Really thankful to you for all your support.

But while testing same logic for bigger input files. I saw some strange behaviour.

like

$ awk '
> FNR==NR {a[$3] = $0
>          next
>         }
>
>         {print $0, a[$3]?a[$3]:"NA"
>         }
> ' FS=, file8 file9 > FINAL1

eshaqur@IN00106004 ~/CNG_MSISDN_AUDIT
$ head -n 10 FINAL1
751234592,820011234501132,7512345921 NA
701234559,820011234501133,7012345592 NA
701234578,820011234501134,7012345783 NA
701234594,820012345481410,7123451941 NA
701234514,820012345481411,7071234542 NA
701234574,820012345481412,7012345743 NA
751234593,820012345771965,7512345931 758123453,820017123451965,7123459931
712345693,820012341234509,7123456932 755123453,821234501234509,7512345932
703123454,820012345802232,7035123453 703123454,820017312345232,7012345543
755123456,8200123454461146,71234520861 NA

whereas "712345692,820017123456132,7123456921" exists in both file8 and file9. So result should not be NA.

eshaqur@IN00106004 ~/CNG_MSISDN_AUDIT
$ grep "712345592,820017123451132,7123455921" file8
751234592,820017312345632,7512345921

eshaqur@IN00106004 ~/CNG_MSISDN_AUDIT
$ grep "751234592,821234501501132,7123455921" file9
751234592,821234501501132,7123455921

in file8 its in line 1792131 and in file9 its at 1st line.
what could be the reason of this NA now since data is at coloumn 3 but at row 1792131.

anything can improve in code that it include lines upto 3000000 search for vlookup of column 3.

---------- Post updated at 10:33 PM ---------- Previous update was at 04:28 PM ----------

shanul karim:

its very much clear and I have tested and its working fine for my small input files.

Really thankful to you for all your support.
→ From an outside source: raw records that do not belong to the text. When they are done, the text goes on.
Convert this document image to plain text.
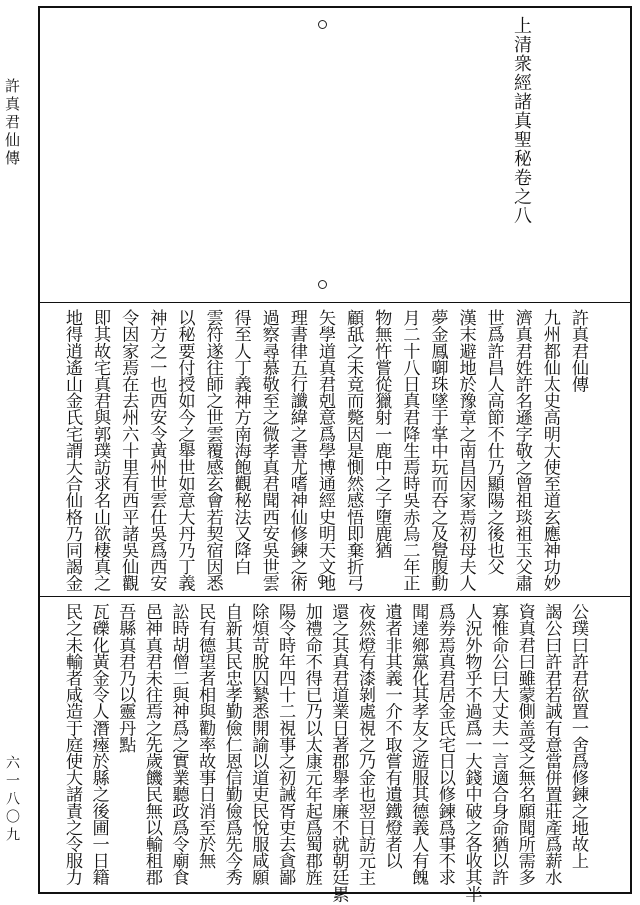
許真君仙傳
六一八〇九
上清衆經諸真聖秘卷之八
許真君仙傳
九州都仙太史高明大使至道玄應神功妙
濟真君姓許名遜字敬之曾祖琰祖玉父肅
世爲許昌人高節不仕乃顯陽之後也父
漢末避地於豫章之南昌因家焉初母夫人
夢金鳳啣珠墜于掌中玩而吞之及覺腹動
月二十八日真君降生焉時吳赤烏二年正
物無忤嘗從獵射一鹿中之子墮鹿猶
顧舐之未竟而斃因是惻然感悟即棄折弓
矢學道真君剋意爲學博通經史明天文地
理書律五行讖緯之書尤嗜神仙修鍊之術
過察尋慕敬至之微孝真君聞西安吳世雲
得至人丁義神方南海飽觀秘法又降白
雲符遂往師之世雲覆感玄會若契宿因悉
以秘要付授如今之舉世如意大丹乃丁義
神方之一也西安令黃州世雲仕吳爲西安
令因家焉在去州六十里有西平諸吳仙觀
即其故宅真君與郭璞訪求名山欲棲真之
地得逍遙山金氏宅謂大合仙格乃同謁金
公璞曰許君欲置一舍爲修鍊之地故上
謁公曰許君若誠有意當併置莊產爲薪水
資真君曰雖蒙側盖受之無名願聞所需多
寡惟命公曰大丈夫一言適合身命猶以許
人況外物乎不過爲一大錢中破之各收其半
爲券焉真君居金氏宅日以修鍊爲事不求
聞達鄉黨化其孝友之遊服其德義人有餽
遺者非其義一介不取嘗有遺鐵燈者以
夜然燈有漆剝處視之乃金也翌日訪元主
還之其真君道業日著郡舉孝廉不就朝廷累
加禮命不得已乃以太康元年起爲蜀郡旌
陽令時年四十二視事之初誡胥吏去貪鄙
除煩苛脫囚縶悉開諭以道吏民悅服咸願
自新其民忠孝勤儉仁恩信勤儉爲先今秀
民有德望者相與勸率故事日消至於無
訟時胡僧二與神爲之實業聽政爲令廟食
邑神真君未往焉之先歲饑民無以輸租郡
吾縣真君乃以靈丹點
瓦礫化黃金令人潛瘞於縣之後圃一日籍
民之未輸者咸造于庭使大諸責之令服力
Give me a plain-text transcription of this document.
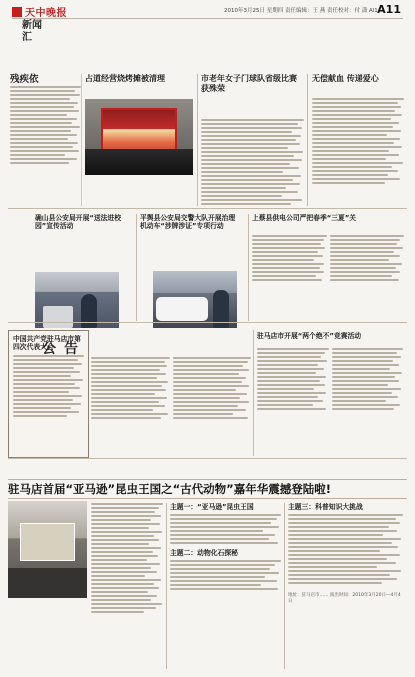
天中晚报	2010年3月25日 星期四 责任编辑：王 燕 责任校对：付 潇 Al1 A11
新闻
汇
残疾依	占道经营烧烤摊被清理	市老年女子门球队省级比赛获殊荣
无偿献血 传递爱心
确山县公安局开展“送法进校园”宣传活动
平舆县公安局交警大队开展治理机动车“涉牌涉证”专项行动
上蔡县供电公司严把春季“三夏”关
中国共产党驻马店市第四次代表大会
公告
驻马店市开展“两个绝不”竞赛活动
驻马店首届“亚马逊”昆虫王国之“古代动物”嘉年华震撼登陆啦!
主题一：“亚马逊”昆虫王国
主题二：动物化石探秘
主题三：科普知识大挑战
地址：驻马店市…… 演出时间：2010年3月20日—4月4日
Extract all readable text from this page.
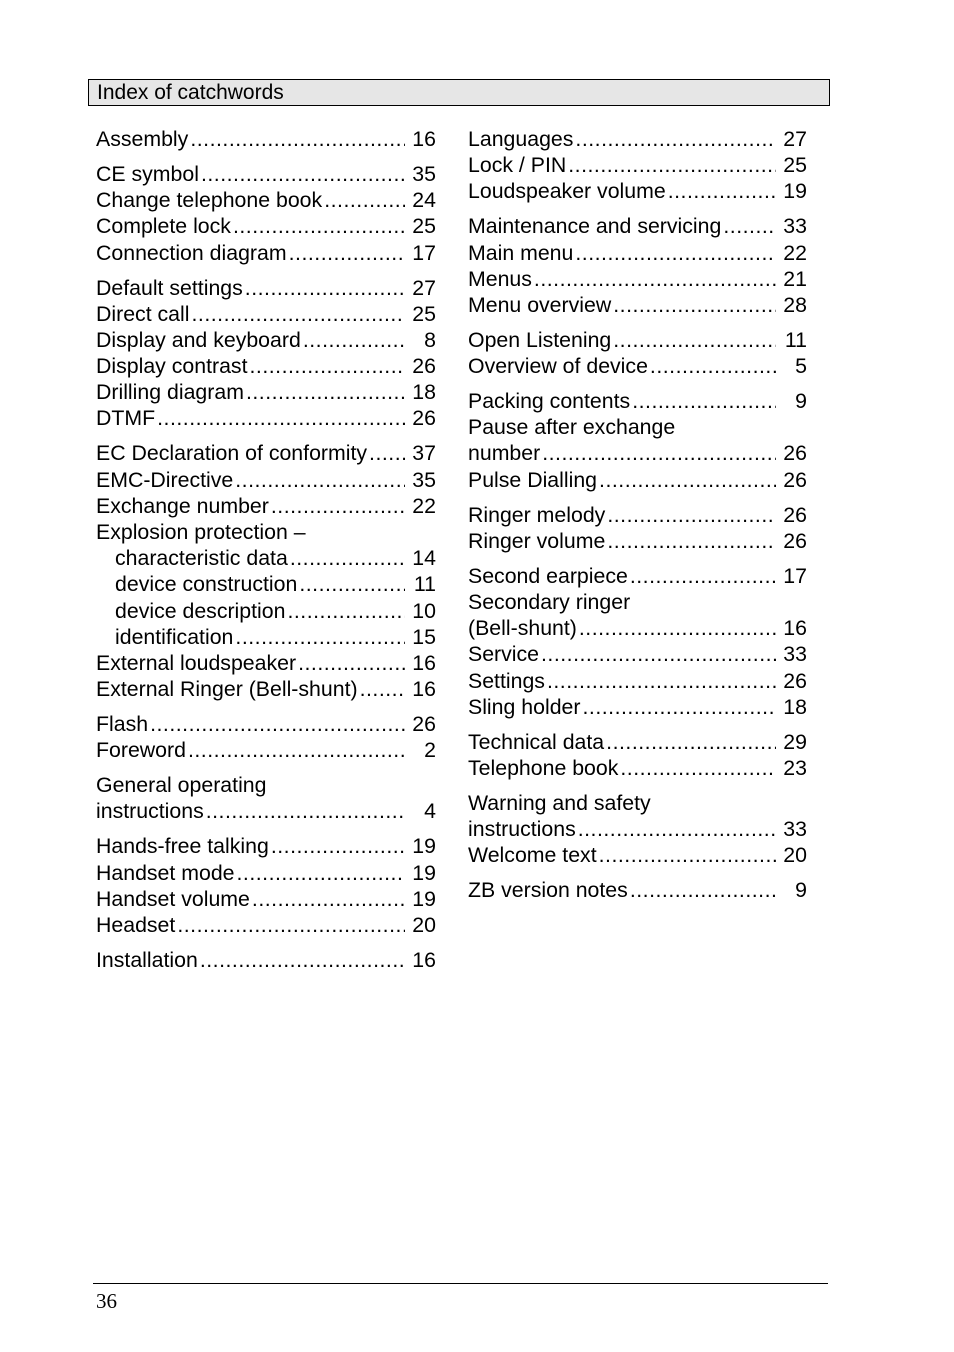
Index of catchwords
Assembly .....	16
CE symbol .....	35
Change telephone book .....	24
Complete lock .....	25
Connection diagram .....	17
Default settings .....	27
Direct call .....	25
Display and keyboard .....	8
Display contrast .....	26
Drilling diagram .....	18
DTMF .....	26
EC Declaration of conformity ..... 37
EMC-Directive .....	35
Exchange number .....	22
Explosion protection –
characteristic data .....	14
device construction .....	11
device description .....	10
identification .....	15
External loudspeaker .....	16
External Ringer (Bell-shunt) .....	16
Flash .....	26
Foreword .....	2
General operating
instructions .....	4
Hands-free talking .....	19
Handset mode .....	19
Handset volume .....	19
Headset .....	20
Installation .....	16
Languages .....	27
Lock / PIN .....	25
Loudspeaker volume .....	19
Maintenance and servicing .....	33
Main menu .....	22
Menus .....	21
Menu overview .....	28
Open Listening .....	11
Overview of device .....	5
Packing contents .....	9
Pause after exchange
number .....	26
Pulse Dialling .....	26
Ringer melody .....	26
Ringer volume .....	26
Second earpiece .....	17
Secondary ringer
(Bell-shunt) .....	16
Service .....	33
Settings .....	26
Sling holder .....	18
Technical data .....	29
Telephone book .....	23
Warning and safety
instructions .....	33
Welcome text .....	20
ZB version notes .....	9
36
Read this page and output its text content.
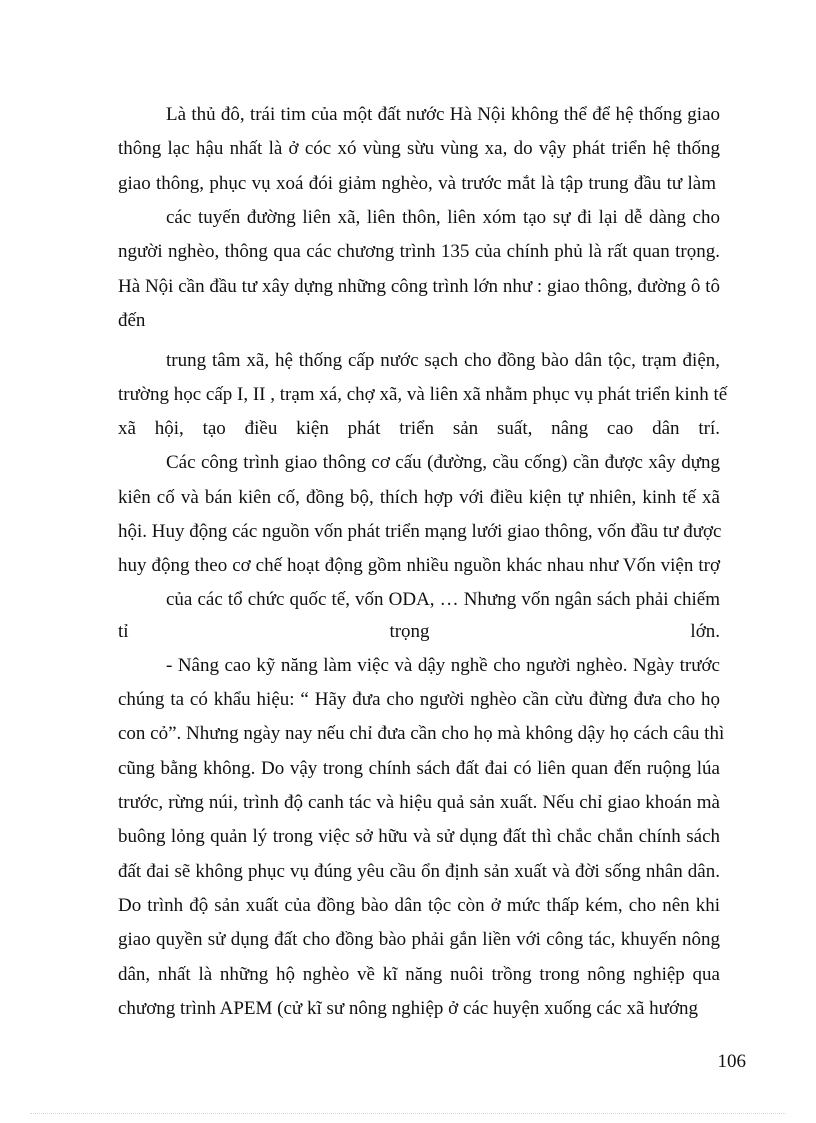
Là thủ đô, trái tim của một đất nước Hà Nội không thể để hệ thống giao
thông lạc hậu nhất là ở cóc xó vùng sừu vùng xa, do vậy phát triển hệ thống
giao thông, phục vụ xoá đói giảm nghèo, và trước mắt là tập trung đầu tư làm
các tuyến đường liên xã, liên thôn, liên xóm tạo sự đi lại dễ dàng cho
người nghèo, thông qua các chương trình 135 của chính phủ là rất quan trọng.
Hà Nội cần đầu tư xây dựng những công trình lớn như : giao thông, đường ô tô
đến
trung tâm xã, hệ thống cấp nước sạch cho đồng bào dân tộc, trạm điện,
trường học cấp I, II , trạm xá, chợ xã, và liên xã nhằm phục vụ phát triển kinh tế
xã hội, tạo điều kiện phát triển sản suất, nâng cao dân trí.
Các công trình giao thông cơ cấu (đường, cầu cống) cần được xây dựng
kiên cố và bán kiên cố, đồng bộ, thích hợp với điều kiện tự nhiên, kinh tế xã
hội. Huy động các nguồn vốn phát triển mạng lưới giao thông, vốn đầu tư được
huy động theo cơ chế hoạt động gồm nhiều nguồn khác nhau như Vốn viện trợ
của các tổ chức quốc tế, vốn ODA, … Nhưng vốn ngân sách phải chiếm
tỉ	trọng	lớn.
- Nâng cao kỹ năng làm việc và dậy nghề cho người nghèo. Ngày trước
chúng ta có khẩu hiệu: “ Hãy đưa cho người nghèo cần cừu đừng đưa cho họ
con cỏ”. Nhưng ngày nay nếu chỉ đưa cần cho họ mà không dậy họ cách câu thì
cũng bằng không. Do vậy trong chính sách đất đai có liên quan đến ruộng lúa
trước, rừng núi, trình độ canh tác và hiệu quả sản xuất. Nếu chỉ giao khoán mà
buông lỏng quản lý trong việc sở hữu và sử dụng đất thì chắc chắn chính sách
đất đai sẽ không phục vụ đúng yêu cầu ổn định sản xuất và đời sống nhân dân.
Do trình độ sản xuất của đồng bào dân tộc còn ở mức thấp kém, cho nên khi
giao quyền sử dụng đất cho đồng bào phải gắn liền với công tác, khuyến nông
dân, nhất là những hộ nghèo về kĩ năng nuôi trồng trong nông nghiệp qua
chương trình APEM (cử kĩ sư nông nghiệp ở các huyện xuống các xã hướng
106
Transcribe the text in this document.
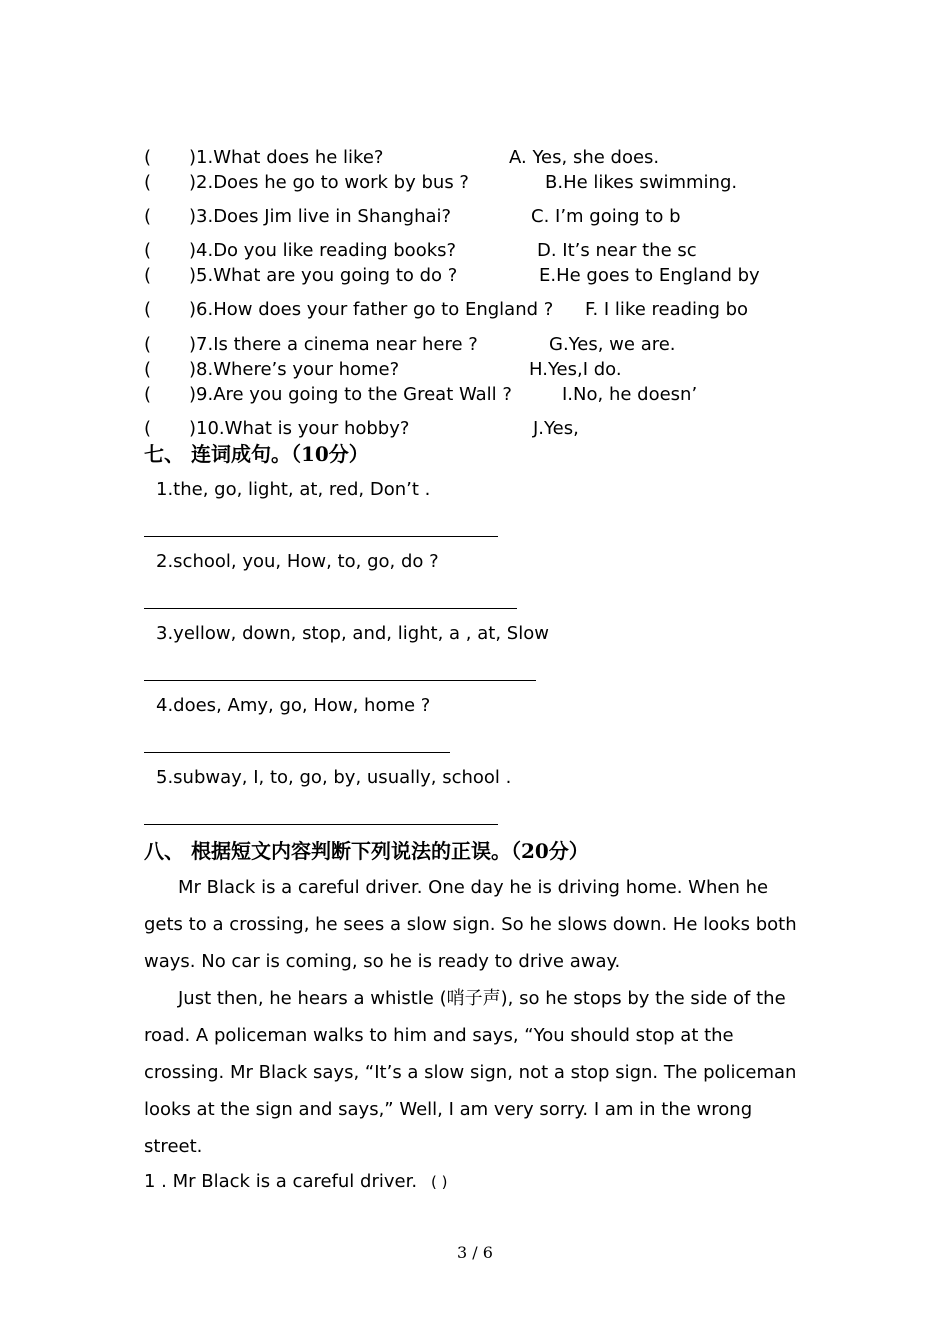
( )1.What does he like?	A. Yes, she does.
( )2.Does he go to work by bus ?	B.He likes swimming.
( )3.Does Jim live in Shanghai?	C. I’m going to b
( )4.Do you like reading books?	D. It’s near the sc
( )5.What are you going to do ?	E.He goes to England by
( )6.How does your father go to England ? F. I like reading bo
( )7.Is there a cinema near here ?	G.Yes, we are.
( )8.Where’s your home?	H.Yes,I do.
( )9.Are you going to the Great Wall ?	I.No, he doesn’
( )10.What is your hobby?	J.Yes,
七、 连词成句。（10分）
1.the, go, light, at, red, Don’t .
2.school, you, How, to, go, do ?
3.yellow, down, stop, and, light, a , at, Slow
4.does, Amy, go, How, home ?
5.subway, I, to, go, by, usually, school .
八、 根据短文内容判断下列说法的正误。（20分）

Mr Black is a careful driver. One day he is driving home. When he gets to a crossing, he sees a slow sign. So he slows down. He looks both ways. No car is coming, so he is ready to drive away.

Just then, he hears a whistle (哨子声), so he stops by the side of the road. A policeman walks to him and says, “You should stop at the crossing. Mr Black says, “It’s a slow sign, not a stop sign. The policeman looks at the sign and says,” Well, I am very sorry. I am in the wrong street.

1 . Mr Black is a careful driver. ( )
3 / 6
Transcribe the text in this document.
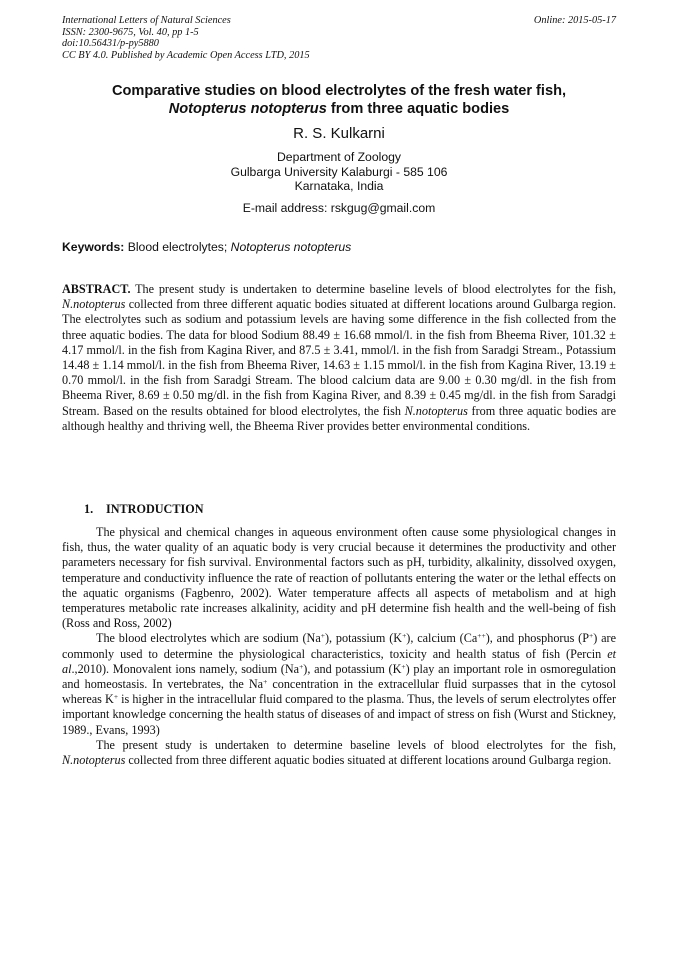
International Letters of Natural Sciences
ISSN: 2300-9675, Vol. 40, pp 1-5
doi:10.56431/p-py5880
CC BY 4.0. Published by Academic Open Access LTD, 2015
Online: 2015-05-17
Comparative studies on blood electrolytes of the fresh water fish,
Notopterus notopterus from three aquatic bodies
R. S. Kulkarni
Department of Zoology
Gulbarga University Kalaburgi - 585 106
Karnataka, India
E-mail address: rskgug@gmail.com
Keywords: Blood electrolytes; Notopterus notopterus
ABSTRACT. The present study is undertaken to determine baseline levels of blood electrolytes for the fish, N.notopterus collected from three different aquatic bodies situated at different locations around Gulbarga region. The electrolytes such as sodium and potassium levels are having some difference in the fish collected from the three aquatic bodies. The data for blood Sodium 88.49 ± 16.68 mmol/l. in the fish from Bheema River, 101.32 ± 4.17 mmol/l. in the fish from Kagina River, and 87.5 ± 3.41, mmol/l. in the fish from Saradgi Stream., Potassium 14.48 ± 1.14 mmol/l. in the fish from Bheema River, 14.63 ± 1.15 mmol/l. in the fish from Kagina River, 13.19 ± 0.70 mmol/l. in the fish from Saradgi Stream. The blood calcium data are 9.00 ± 0.30 mg/dl. in the fish from Bheema River, 8.69 ± 0.50 mg/dl. in the fish from Kagina River, and 8.39 ± 0.45 mg/dl. in the fish from Saradgi Stream. Based on the results obtained for blood electrolytes, the fish N.notopterus from three aquatic bodies are although healthy and thriving well, the Bheema River provides better environmental conditions.
1. INTRODUCTION

The physical and chemical changes in aqueous environment often cause some physiological changes in fish, thus, the water quality of an aquatic body is very crucial because it determines the productivity and other parameters necessary for fish survival. Environmental factors such as pH, turbidity, alkalinity, dissolved oxygen, temperature and conductivity influence the rate of reaction of pollutants entering the water or the lethal effects on the aquatic organisms (Fagbenro, 2002). Water temperature affects all aspects of metabolism and at high temperatures metabolic rate increases alkalinity, acidity and pH determine fish health and the well-being of fish (Ross and Ross, 2002)

The blood electrolytes which are sodium (Na+), potassium (K+), calcium (Ca++), and phosphorus (P+) are commonly used to determine the physiological characteristics, toxicity and health status of fish (Percin et al.,2010). Monovalent ions namely, sodium (Na+), and potassium (K+) play an important role in osmoregulation and homeostasis. In vertebrates, the Na+ concentration in the extracellular fluid surpasses that in the cytosol whereas K+ is higher in the intracellular fluid compared to the plasma. Thus, the levels of serum electrolytes offer important knowledge concerning the health status of diseases of and impact of stress on fish (Wurst and Stickney, 1989., Evans, 1993)

The present study is undertaken to determine baseline levels of blood electrolytes for the fish, N.notopterus collected from three different aquatic bodies situated at different locations around Gulbarga region.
But while testing same logic for bigger input files. I saw some strange behaviour.

like
$ awk '
> FNR==NR {a[$3] = $0
>          next
>         }
>
>         {print $0, a[$3]?a[$3]:"NA"
>         }
> ' FS=, file8 file9 > FINAL1 
eshaqur@IN00106004 ~/CNG_MSISDN_AUDIT
$ head -n 10 FINAL1
751234592,820011234501132,7512345921 NA
701234559,820011234501133,7012345592 NA
701234578,820011234501134,7012345783 NA
701234594,820012345481410,7123451941 NA
701234514,820012345481411,7071234542 NA
701234574,820012345481412,7012345743 NA
751234593,820012345771965,7512345931 758123453,820017123451965,7123459931
712345693,820012341234509,7123456932 755123453,821234501234509,7512345932
703123454,820012345802232,7035123453 703123454,820017312345232,7012345543
755123456,8200123454461146,71234520861 NA 
whereas "75123456,820012345601132,712345921" exists in both file8 and file9. So result should not be NA.
eshaqur@IN00106004 ~/CNG_MSISDN_AUDIT
$ grep "723450592,820123451501132,7123455921" file8
723450592,820123451501132,7123455921
eshaqur@IN00106004 ~/CNG_MSISDN_AUDIT
$ grep "723450592,820123451501132,7123455921" file9
723450592,820123451501132,7123455921
in file8 its in line 1792131 and in file9 its at 1st line.
what could be the reason of this NA now since data is at coloumn 3 but at row 1792131.

anything can improve in code that it include lines upto 3000000 search for vlookup of column 3.

Finally it's solved..Thanks again for support. Actually it's resolved by copy content of input files in text format manually using ultra edit. And then apply your awk command.